Police, in consultation with the Florida Department of Law Enforcement and prosecutors, decided not to arrest or charge Wohlfiel, who privately owned the Glock pistol held by Lucibella when the officers entered his patio.
But less than three months later, Wohlfiel was out of a job for what his supervisors said were “numerous violations of agency policy.”
Lucibella served on the Ocean Ridge commission for three years. He stepped down six weeks after the incident, announcing, “it would be impossible for me to effectively discharge the duties of my office.”

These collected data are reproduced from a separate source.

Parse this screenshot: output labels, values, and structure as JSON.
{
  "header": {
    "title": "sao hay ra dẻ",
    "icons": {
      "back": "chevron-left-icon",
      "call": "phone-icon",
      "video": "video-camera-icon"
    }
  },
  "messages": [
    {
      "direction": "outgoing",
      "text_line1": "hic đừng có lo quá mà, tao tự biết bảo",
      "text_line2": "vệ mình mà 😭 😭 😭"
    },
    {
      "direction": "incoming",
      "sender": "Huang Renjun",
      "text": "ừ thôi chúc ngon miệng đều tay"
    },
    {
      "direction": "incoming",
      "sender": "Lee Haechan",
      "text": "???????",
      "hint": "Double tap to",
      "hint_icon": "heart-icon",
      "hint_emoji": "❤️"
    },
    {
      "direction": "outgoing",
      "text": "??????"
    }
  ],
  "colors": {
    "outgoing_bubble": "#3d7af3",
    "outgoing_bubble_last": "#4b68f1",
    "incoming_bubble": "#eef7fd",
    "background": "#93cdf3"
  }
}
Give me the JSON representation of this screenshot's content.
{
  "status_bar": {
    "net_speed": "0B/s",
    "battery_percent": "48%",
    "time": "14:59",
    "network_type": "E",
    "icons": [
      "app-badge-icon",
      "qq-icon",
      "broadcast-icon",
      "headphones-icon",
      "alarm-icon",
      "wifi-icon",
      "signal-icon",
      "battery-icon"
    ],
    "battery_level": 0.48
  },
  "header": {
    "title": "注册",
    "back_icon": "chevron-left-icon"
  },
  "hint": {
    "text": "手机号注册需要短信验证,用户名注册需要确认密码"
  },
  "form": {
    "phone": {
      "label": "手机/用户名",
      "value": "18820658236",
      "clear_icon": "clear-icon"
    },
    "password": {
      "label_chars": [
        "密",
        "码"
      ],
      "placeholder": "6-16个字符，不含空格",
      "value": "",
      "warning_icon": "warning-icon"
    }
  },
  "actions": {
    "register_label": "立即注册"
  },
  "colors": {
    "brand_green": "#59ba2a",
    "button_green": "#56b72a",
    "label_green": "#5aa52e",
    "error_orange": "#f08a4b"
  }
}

Along with the criminal case, Lucibella is also defending himself in a civil lawsuit by Plesnik over injuries she says she suffered making the arrest. Her attorney, Richard Slinkman, did not return calls about the claim, which accuses Lucibella of being “physically combative.”
In Lucibella’s response, he argues he’s not at fault because the cop is the one “guilty of negligence and carelessness.”